In California, the plaintiff can only prove a defendant’s negligence by demonstrating these five elements:
- The defendant had a duty to act or refrain from acting
- The defendant breached their duty (negligence)
- The breach of duty by the defendant was the cause the plaintiff’s injury
- The defendant’s act or failure to act was the proximate cause of the plaintiff’s injury
- The plaintiff did indeed suffer damages as a result of the injury
Duty of Care
In California, citizens owe a “duty of care” to one another in their everyday interactions. What this amounts to is an expectation of safe and responsible behaviour on the part of the general public. Often this duty is written into workplace and road regulations etc. However, sometimes it is not straightforward how far a person’s duty of care extends. In many cases, the duty of care is circumstantial and the court will decide whether it was owed or not. In determining where the duty of care rests, the court considers foreseeability – in other words, would the responsible person have been able to foresee the cause of injury.
Breach of Duty
Following the establishment of duty, a plaintiff must then establish a breach of that duty by the defendant. In other words, they need to prove that the defendant did not uphold their duty. In California, breaches of duty are often established where a defendant violates a statute.
Cause of Injury
The plaintiff must prove that the breach of duty that occurred by the defendant was the very cause of the injuries that they suffered.
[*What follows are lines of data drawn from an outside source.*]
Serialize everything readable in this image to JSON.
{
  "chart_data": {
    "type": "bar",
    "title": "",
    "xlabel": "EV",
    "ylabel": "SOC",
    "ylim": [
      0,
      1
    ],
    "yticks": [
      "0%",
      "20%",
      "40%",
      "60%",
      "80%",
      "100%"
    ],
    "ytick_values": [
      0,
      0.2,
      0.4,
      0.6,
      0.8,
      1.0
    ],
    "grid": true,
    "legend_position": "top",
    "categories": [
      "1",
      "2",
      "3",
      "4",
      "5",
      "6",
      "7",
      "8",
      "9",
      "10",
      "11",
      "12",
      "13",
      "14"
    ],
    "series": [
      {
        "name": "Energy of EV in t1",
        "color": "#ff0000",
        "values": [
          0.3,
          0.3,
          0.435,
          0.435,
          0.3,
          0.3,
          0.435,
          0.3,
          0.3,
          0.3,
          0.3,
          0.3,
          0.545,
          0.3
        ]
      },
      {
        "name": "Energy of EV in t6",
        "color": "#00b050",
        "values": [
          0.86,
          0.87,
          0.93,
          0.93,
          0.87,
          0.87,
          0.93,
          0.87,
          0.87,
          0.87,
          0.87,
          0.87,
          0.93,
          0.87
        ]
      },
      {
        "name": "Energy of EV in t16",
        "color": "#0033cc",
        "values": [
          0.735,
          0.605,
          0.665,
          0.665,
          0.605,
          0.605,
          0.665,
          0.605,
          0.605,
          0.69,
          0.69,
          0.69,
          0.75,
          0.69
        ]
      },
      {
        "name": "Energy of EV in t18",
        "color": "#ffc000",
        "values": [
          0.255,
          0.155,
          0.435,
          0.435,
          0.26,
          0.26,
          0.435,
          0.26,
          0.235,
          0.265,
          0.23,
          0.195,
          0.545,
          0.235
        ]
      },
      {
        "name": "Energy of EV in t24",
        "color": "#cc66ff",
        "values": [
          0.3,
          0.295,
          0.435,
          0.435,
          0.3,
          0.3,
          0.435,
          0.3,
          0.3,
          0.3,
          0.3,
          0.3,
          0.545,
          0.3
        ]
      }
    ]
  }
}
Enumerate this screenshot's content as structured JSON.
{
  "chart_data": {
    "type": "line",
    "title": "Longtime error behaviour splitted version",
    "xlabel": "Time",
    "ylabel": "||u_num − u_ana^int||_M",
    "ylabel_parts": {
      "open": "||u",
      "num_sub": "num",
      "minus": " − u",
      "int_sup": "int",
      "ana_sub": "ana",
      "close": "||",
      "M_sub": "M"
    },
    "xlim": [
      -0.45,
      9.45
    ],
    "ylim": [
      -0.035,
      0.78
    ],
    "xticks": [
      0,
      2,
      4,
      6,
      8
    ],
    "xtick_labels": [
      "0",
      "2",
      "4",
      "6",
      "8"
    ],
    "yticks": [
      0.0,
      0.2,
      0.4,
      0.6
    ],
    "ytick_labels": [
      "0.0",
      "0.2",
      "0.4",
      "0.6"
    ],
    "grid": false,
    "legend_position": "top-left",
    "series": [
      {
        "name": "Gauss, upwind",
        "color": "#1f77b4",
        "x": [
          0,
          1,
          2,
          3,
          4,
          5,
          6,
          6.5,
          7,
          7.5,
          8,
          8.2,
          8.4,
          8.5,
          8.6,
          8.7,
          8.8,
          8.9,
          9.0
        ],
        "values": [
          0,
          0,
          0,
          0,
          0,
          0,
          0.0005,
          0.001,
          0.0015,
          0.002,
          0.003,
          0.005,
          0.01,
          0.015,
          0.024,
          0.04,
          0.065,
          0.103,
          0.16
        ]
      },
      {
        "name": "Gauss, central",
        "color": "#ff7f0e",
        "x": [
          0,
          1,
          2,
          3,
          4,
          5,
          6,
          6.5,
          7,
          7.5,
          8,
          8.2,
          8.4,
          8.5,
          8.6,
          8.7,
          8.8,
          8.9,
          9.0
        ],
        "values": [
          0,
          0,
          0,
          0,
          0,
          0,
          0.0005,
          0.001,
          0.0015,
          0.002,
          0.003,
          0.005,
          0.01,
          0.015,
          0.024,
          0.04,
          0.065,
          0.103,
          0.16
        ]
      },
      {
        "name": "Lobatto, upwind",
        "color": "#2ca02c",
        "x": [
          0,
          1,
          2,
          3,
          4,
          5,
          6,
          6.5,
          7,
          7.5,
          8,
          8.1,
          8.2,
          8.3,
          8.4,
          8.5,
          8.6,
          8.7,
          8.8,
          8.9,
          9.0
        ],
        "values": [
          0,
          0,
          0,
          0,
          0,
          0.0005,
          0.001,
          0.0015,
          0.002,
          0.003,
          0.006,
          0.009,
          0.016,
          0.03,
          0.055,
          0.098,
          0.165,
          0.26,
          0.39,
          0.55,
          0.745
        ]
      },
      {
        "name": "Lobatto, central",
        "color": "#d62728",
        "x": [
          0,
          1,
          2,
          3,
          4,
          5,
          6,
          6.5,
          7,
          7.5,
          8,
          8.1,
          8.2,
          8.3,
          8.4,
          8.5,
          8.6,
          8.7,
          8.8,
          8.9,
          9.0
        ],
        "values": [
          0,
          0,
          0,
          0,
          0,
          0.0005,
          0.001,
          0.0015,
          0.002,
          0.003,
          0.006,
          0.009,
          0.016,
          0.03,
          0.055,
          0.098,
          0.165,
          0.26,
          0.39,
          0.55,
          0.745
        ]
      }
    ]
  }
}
In California, there are two ways to determine the cause in personal injury cases:
The “but for” test:
Basically, this amounts to the claim that “but for” the actions of the defendant, the accident would not have occurred. The “but for” test applies in cases that involve a single incident causing the injury. Recently, the “but for” test has lost prestige in California Courts.
The substantial factor test:
This test asks whether or not a reasonable person would consider the accident to have contributed to the Plaintiffs injury. If the defendant’s negligence is to be deemed the decisive factor in the injury it cannot be a remote or trivial factor. A defendant may counterclaim that the plaintiff’s injuries were not the result of the injury, but of some other substantial factor such as old age or a previous incident.
The Plaintiff must establish that they were in fact harmed or injured by the accident. As obvious as it may seem it is worth pointing out that injury is a requirement for a personal injury claim. That is to say that an incident or accident alone is not enough to make a compensation claim.
Defences to Negligence
The most common defences to California personal injury claims are:
The defendant rejects the duty of care
Many defendants will make the claim that they did not owe a duty of care to the plaintiff.
The defendant claims the plaintiff was responsible
Defendants will often blame the plaintiff for causing the accident or injury.
Negligence is often a complicated issue to resolve. This introductory guide is to help you gain a better understanding of the legal meaning of negligence. However, there are times when the advice of a legal professional will be necessary.